Luka Modrić, 32 lata. Urodził się w Zadarze. Zanim w 2012 roku trafił do Realu, grał w Dinamie Zagrz

Luka Modrić, 32 lata. Urodził się w Zadarze. Zanim w 2012 roku trafił do Realu, grał w Dinamie Zagrzeb i Tottenhamie. Z Królewskimi trzykrotnie wygrał Ligę Mistrzów (2014, 2016, 2017). Na sukces w reprezentacji Chorwacji wciąż czeka. Był na pięciu wielkich turniejach, ale tylko z Euro 2008 wrócił z podniesioną głową. Chorwaci awansowali wówczas do ćwierćfinału

Foto: AFP

Królewscy awans zapewnili sobie już dwa tygodnie temu, ale Luka Modrić to jeden z tych piłkarzy, dla których warto usiąść przed telewizorem, nawet gdy mecz ma wyłącznie znaczenie prestiżowe (Borussia odpadła już z Ligi Mistrzów).

Mało brakowało, by ten chorwacki diament, uważany dziś za najlepszego reżysera gry, przepadł i nie został oszlifowany. Jego przypadek przypomina historię Roberta Lewandowskiego. Jako nastolatek Modrić trafił na testy do Hajduka Split, ale klubowi skauci uznali, że jest zbyt drobny i wątły, by zrobić karierę. Wkrótce miało się okazać, jak bardzo się mylili.

Dinamo Zagrzeb z jego fizycznych niedostatków problemów nie robił, a Modrić, spędzając rok na wypożyczeniu w lidze bośniackiej, słynącej z wyjątkowo ostrej gry, udowodnił, że w tym niepozornym ciele drzemie wielki duch. – Widziałem małego, blondwłosego chłopaka, który grał tak, jakbym chciał grać ja – powiedział kiedyś Dragan Stojković, były gwiazdor jugosłowiańskiego futbolu.

Charakter do walki Modrić odziedziczył po przodkach (trzeba przy tym zaznaczyć, że nie zapomina o zasadach – dotąd tylko raz został wyrzucony z boiska). Ojciec bił się o niepodległość Chorwacji, dziadek zginął z rąk snajpera. Wojna domowa na Bałkanach naznaczyła dzieciństwo Luki.

Wybite szyby

– Kiedy do naszej wsi (Zaton Obrovacki, na wybrzeżu Adriatyku – red.) weszli serbscy żołnierze, musieliśmy uciekać do Zadaru.
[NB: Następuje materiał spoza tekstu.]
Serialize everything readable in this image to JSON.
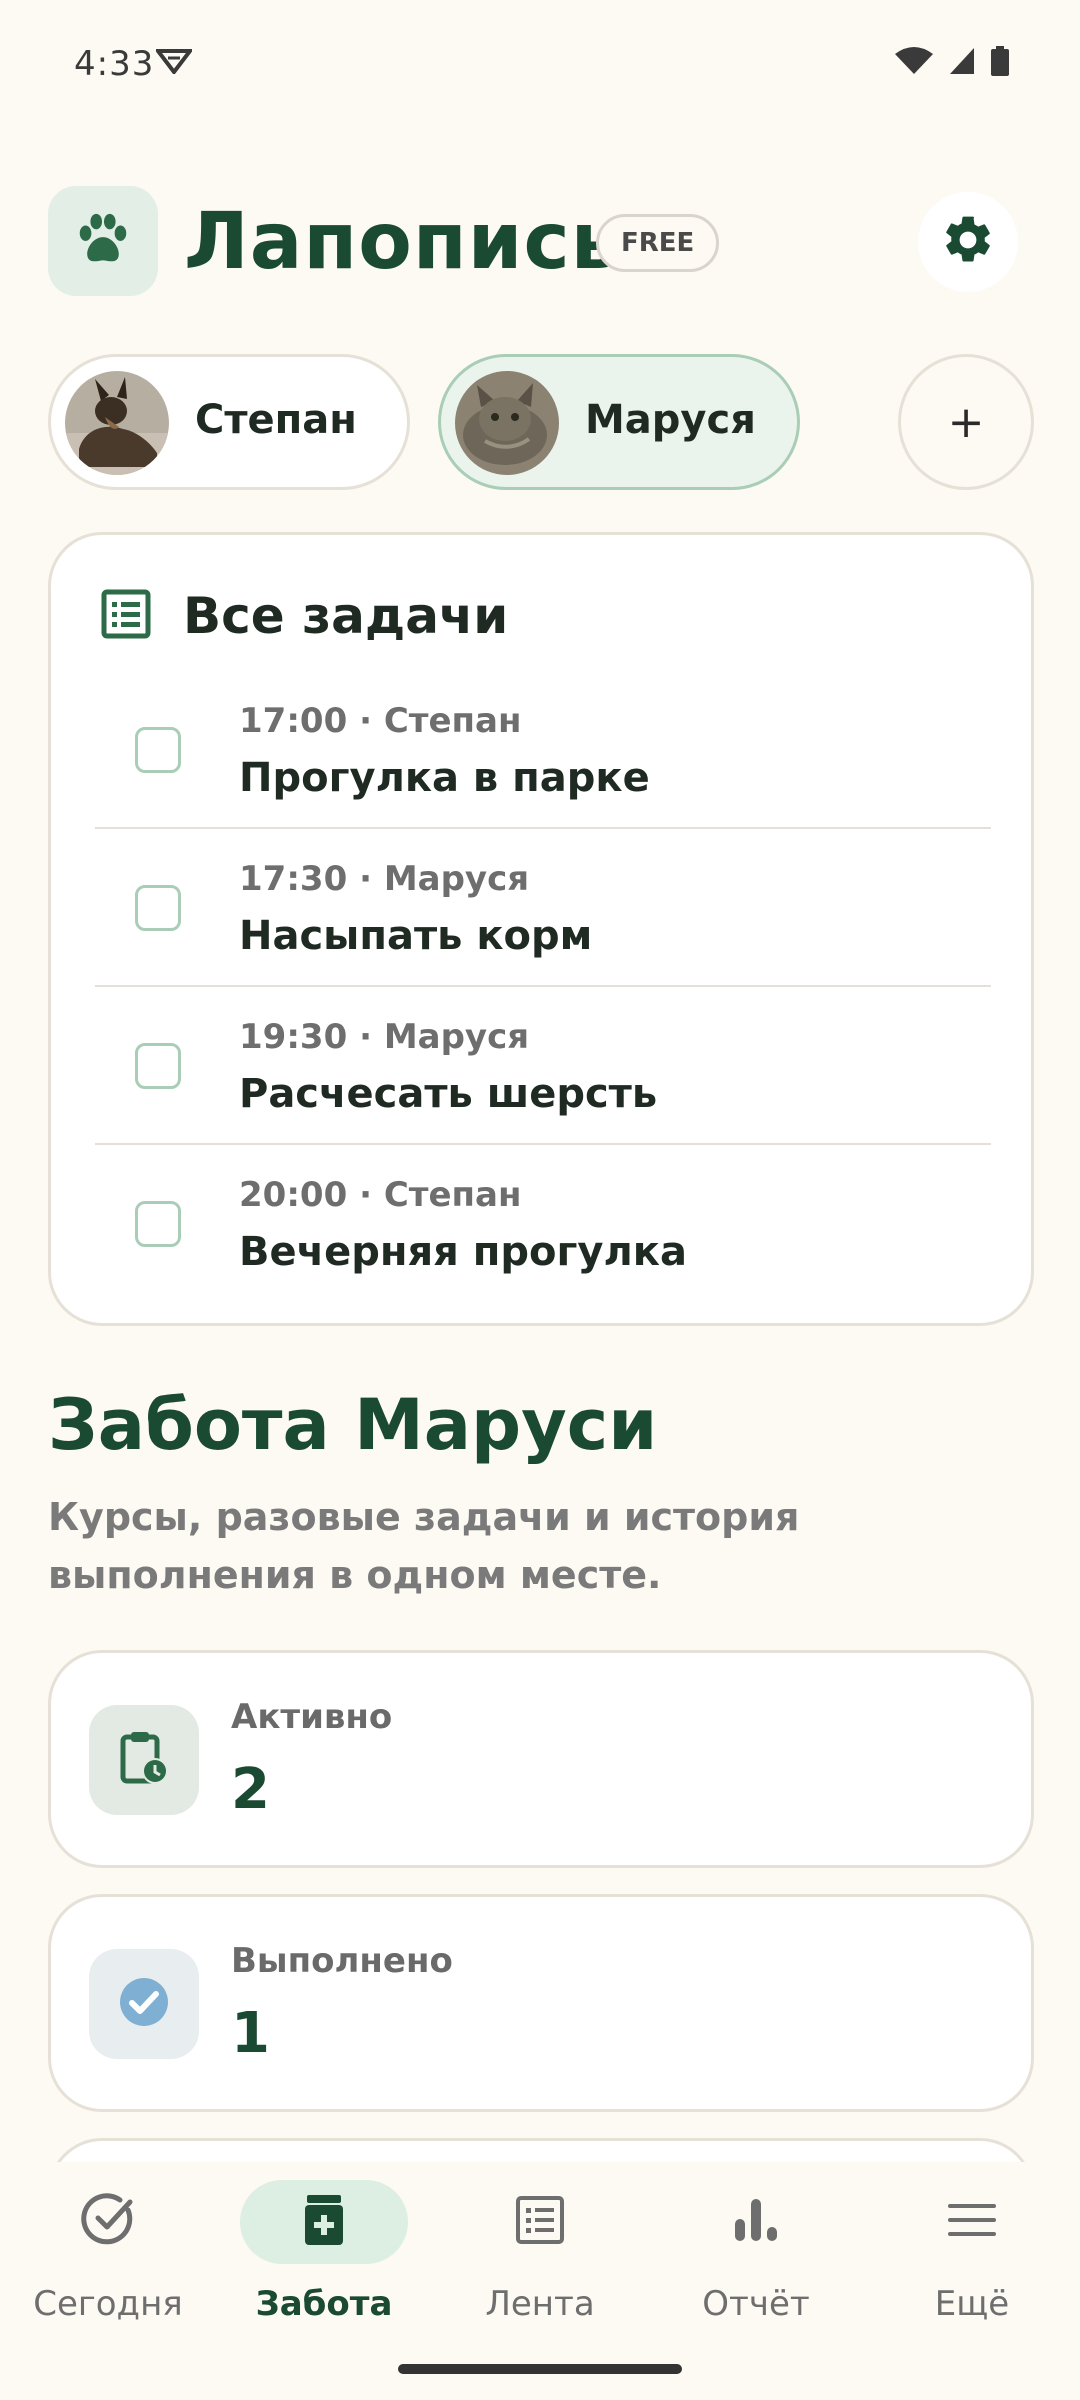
{
  "status_bar": {
    "time": "4:33"
  },
  "header": {
    "app_name": "Лапопись",
    "plan_badge": "FREE"
  },
  "pets": [
    {
      "name": "Степан",
      "selected": false
    },
    {
      "name": "Маруся",
      "selected": true
    }
  ],
  "add_pet_label": "+",
  "tasks": {
    "title": "Все задачи",
    "items": [
      {
        "meta": "17:00 · Степан",
        "title": "Прогулка в парке"
      },
      {
        "meta": "17:30 · Маруся",
        "title": "Насыпать корм"
      },
      {
        "meta": "19:30 · Маруся",
        "title": "Расчесать шерсть"
      },
      {
        "meta": "20:00 · Степан",
        "title": "Вечерняя прогулка"
      }
    ]
  },
  "care": {
    "title": "Забота Маруси",
    "subtitle": "Курсы, разовые задачи и история выполнения в одном месте."
  },
  "stats": [
    {
      "label": "Активно",
      "value": "2",
      "icon": "clipboard-clock-icon"
    },
    {
      "label": "Выполнено",
      "value": "1",
      "icon": "check-circle-icon"
    }
  ],
  "nav": [
    {
      "label": "Сегодня",
      "icon": "check-circle-outline-icon",
      "active": false
    },
    {
      "label": "Забота",
      "icon": "medicine-icon",
      "active": true
    },
    {
      "label": "Лента",
      "icon": "list-icon",
      "active": false
    },
    {
      "label": "Отчёт",
      "icon": "bar-chart-icon",
      "active": false
    },
    {
      "label": "Ещё",
      "icon": "menu-icon",
      "active": false
    }
  ],
  "colors": {
    "brand": "#1B4A33",
    "background": "#FDF9F3",
    "accent_light": "#E2EEE6",
    "done_blue": "#7FB0D3"
  }
}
Mieszkaliśmy w małym hotelowym pokoju. Przez prawie całą wojnę musieliśmy sobie radzić bez prądu, wody i gazu. To był bardzo bolesny okres, ale sprawił, że dziś jestem dużo silniejszy – przyznał w jednym z wywiadów.

Futbol był dla niego namiastką normalności, oderwaniem od trudnej rzeczywistości. Pracownik hotelu, w którym schronienie znalazła rodzina Modriciów, opowiada, że mały Luka mógł kopać piłkę godzinami. Zbił więcej szyb niż bomby. I marzył o grze w Barcelonie.

Zagrzeb, mogący się pochwalić jedną z najlepszych młodzieżowych akademii w Europie, był doskonałym miejscem do rozwijania skrzydeł. Modrić wpadł w oko Slavenowi Biliciowi, który powierzył mu najpierw rolę lidera reprezentacji do lat 21, a następnie seniorskiej. Debiutował w niej w marcu 2006 roku, w wygranym 3:2 meczu towarzyskim z Argentyną.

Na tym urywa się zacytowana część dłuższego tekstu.